I have shown that $\lambda_1, \lambda_2,\lambda_3$ are the eigenvalues of $\phi$.

I want to show that $\phi$ is diagonalizable iff $\lambda_1, \lambda_2,\lambda_3$ are distinct.

If all eigenvalues are distinct then it follows that $\phi$ is diagonalizable.

Why how can we show the other direction?

Do we have to use the dimension of the eigenspace and the algebraic multiplicity? Or can we show that?

Answer 1

In fact, $\phi$ is diagonalizable iff $\phi$ has three linearly independent eigenvectors.

If $\lambda_i=\lambda_j$ for some $1\le i\ne j\le 3$, then there is only one eigenvector of the eigenvalue $\lambda_i$. Thus, $\phi$ has only two linearly independent eigenvectors, that leads to contradiction.

Answer 2

for converse

use the result for a square matrix is diagonalizable iff arithmetic multiplicity(A.M.)= geometric multiplicity(G.M.) for each eigenvalue.

proof by contradiction

case 1: any two are equal particular $\lambda_1$ = $\lambda_2$ = $\lambda$(say) then A.M. of $\lambda$ is 2 and G.M. of $\lambda$ is 1 so not diagonalisible

case 2: if all eigenvalue is equal $\lambda_1$ = $\lambda_2$ = $\lambda_3$=$\lambda$(say) then A.M. of $\lambda$ is 3 and clearly G.M. of $\lambda$ is 1 so not diagonalisiable

Hence for a given matrix is diagonalizable $iff$ all eigenvalue are distinct.

Answer 3

Due to the position of the $1$s, the matrix $A - \lambda I$ will have nullity at most $1$ for any $\lambda$. (Whether or not it is an eigenvalue.)

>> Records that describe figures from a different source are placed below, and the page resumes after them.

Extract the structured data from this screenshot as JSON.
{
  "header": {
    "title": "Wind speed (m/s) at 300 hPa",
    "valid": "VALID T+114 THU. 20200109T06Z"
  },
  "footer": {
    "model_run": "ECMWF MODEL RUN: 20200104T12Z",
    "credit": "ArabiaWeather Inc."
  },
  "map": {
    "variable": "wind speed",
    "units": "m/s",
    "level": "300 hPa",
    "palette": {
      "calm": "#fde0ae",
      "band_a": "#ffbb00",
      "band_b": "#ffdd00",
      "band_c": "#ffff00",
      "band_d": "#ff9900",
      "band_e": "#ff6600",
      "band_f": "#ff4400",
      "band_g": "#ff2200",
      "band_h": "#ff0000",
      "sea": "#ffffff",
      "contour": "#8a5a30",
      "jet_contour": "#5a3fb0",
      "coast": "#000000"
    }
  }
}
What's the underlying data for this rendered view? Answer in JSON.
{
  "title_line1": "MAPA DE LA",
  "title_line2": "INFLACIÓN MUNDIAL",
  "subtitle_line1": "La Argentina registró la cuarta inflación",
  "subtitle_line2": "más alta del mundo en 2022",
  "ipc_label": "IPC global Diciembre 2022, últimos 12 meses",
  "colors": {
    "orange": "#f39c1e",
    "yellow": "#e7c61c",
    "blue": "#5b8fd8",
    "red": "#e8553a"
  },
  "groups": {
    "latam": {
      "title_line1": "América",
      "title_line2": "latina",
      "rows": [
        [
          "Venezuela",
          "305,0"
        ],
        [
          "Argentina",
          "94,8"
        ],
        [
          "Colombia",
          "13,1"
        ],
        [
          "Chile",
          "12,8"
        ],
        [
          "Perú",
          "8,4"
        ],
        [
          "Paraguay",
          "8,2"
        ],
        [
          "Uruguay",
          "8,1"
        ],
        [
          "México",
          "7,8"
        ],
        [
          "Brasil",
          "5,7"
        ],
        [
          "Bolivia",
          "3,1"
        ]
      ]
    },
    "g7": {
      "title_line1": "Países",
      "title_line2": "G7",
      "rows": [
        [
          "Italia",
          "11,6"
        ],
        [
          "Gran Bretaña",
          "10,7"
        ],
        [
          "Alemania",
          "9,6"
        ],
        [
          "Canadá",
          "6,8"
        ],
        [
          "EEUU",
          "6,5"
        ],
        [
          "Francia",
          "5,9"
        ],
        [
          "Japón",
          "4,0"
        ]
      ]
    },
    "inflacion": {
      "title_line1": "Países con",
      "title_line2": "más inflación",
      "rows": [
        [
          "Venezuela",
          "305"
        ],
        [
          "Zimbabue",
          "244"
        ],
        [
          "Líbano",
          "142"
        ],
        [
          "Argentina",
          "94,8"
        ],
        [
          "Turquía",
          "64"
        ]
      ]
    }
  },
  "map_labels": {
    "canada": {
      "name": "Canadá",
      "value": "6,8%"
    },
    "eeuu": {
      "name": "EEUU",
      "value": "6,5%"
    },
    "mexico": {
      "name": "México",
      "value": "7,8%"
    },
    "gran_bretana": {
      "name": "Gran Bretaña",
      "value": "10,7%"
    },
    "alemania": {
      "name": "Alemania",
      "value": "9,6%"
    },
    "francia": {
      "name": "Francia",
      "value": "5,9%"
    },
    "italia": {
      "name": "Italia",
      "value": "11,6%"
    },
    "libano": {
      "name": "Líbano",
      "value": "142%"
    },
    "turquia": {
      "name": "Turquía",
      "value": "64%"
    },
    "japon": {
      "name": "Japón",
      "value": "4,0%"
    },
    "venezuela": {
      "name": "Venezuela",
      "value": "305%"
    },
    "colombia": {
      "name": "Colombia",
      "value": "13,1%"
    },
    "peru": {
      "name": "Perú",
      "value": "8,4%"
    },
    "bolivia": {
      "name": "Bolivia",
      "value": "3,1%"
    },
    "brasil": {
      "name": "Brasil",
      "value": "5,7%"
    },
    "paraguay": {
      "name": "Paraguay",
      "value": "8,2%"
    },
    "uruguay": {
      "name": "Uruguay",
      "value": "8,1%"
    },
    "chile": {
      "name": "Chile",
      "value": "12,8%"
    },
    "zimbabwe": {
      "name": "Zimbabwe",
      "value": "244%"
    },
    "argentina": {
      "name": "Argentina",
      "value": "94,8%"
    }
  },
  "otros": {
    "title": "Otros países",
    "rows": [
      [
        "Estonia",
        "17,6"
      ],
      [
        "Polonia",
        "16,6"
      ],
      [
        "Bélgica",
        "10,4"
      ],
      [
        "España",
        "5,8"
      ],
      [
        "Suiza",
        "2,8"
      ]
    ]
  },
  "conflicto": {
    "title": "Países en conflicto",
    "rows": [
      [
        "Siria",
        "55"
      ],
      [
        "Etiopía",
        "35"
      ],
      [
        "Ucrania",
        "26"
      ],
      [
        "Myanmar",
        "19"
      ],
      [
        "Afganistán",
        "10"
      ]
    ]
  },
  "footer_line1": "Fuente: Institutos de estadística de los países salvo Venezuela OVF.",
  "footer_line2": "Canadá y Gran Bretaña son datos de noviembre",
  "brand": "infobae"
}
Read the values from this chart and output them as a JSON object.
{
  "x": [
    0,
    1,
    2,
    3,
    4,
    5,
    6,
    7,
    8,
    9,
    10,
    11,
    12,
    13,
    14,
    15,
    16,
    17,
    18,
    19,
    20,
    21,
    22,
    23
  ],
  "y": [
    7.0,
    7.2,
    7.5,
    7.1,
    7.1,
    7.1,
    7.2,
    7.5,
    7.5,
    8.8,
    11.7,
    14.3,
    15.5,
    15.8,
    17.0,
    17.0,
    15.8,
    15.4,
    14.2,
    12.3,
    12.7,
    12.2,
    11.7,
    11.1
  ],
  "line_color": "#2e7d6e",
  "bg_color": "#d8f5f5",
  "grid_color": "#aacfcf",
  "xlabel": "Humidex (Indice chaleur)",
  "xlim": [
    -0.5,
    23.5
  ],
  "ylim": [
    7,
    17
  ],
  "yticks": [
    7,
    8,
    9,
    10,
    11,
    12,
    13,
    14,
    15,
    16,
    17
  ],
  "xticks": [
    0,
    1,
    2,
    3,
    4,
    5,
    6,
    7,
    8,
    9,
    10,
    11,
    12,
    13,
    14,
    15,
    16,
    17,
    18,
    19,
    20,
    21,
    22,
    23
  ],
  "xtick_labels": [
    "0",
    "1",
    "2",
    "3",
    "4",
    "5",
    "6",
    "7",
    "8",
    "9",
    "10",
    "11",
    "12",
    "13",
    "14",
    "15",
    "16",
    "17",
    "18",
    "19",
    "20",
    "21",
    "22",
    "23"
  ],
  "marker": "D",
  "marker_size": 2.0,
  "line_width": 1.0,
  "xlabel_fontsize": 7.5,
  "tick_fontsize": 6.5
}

If $A$ is diagonalisable, then $\operatorname{nullity}(A - \lambda I)$ has to be exactly equal to the algebraic multiplicity of $\lambda$ for every eigenvalue $\lambda$.
By the first paragraph, it is forced that the algebraic multiplicity is $1$ for all eigenvalues. The claim follows.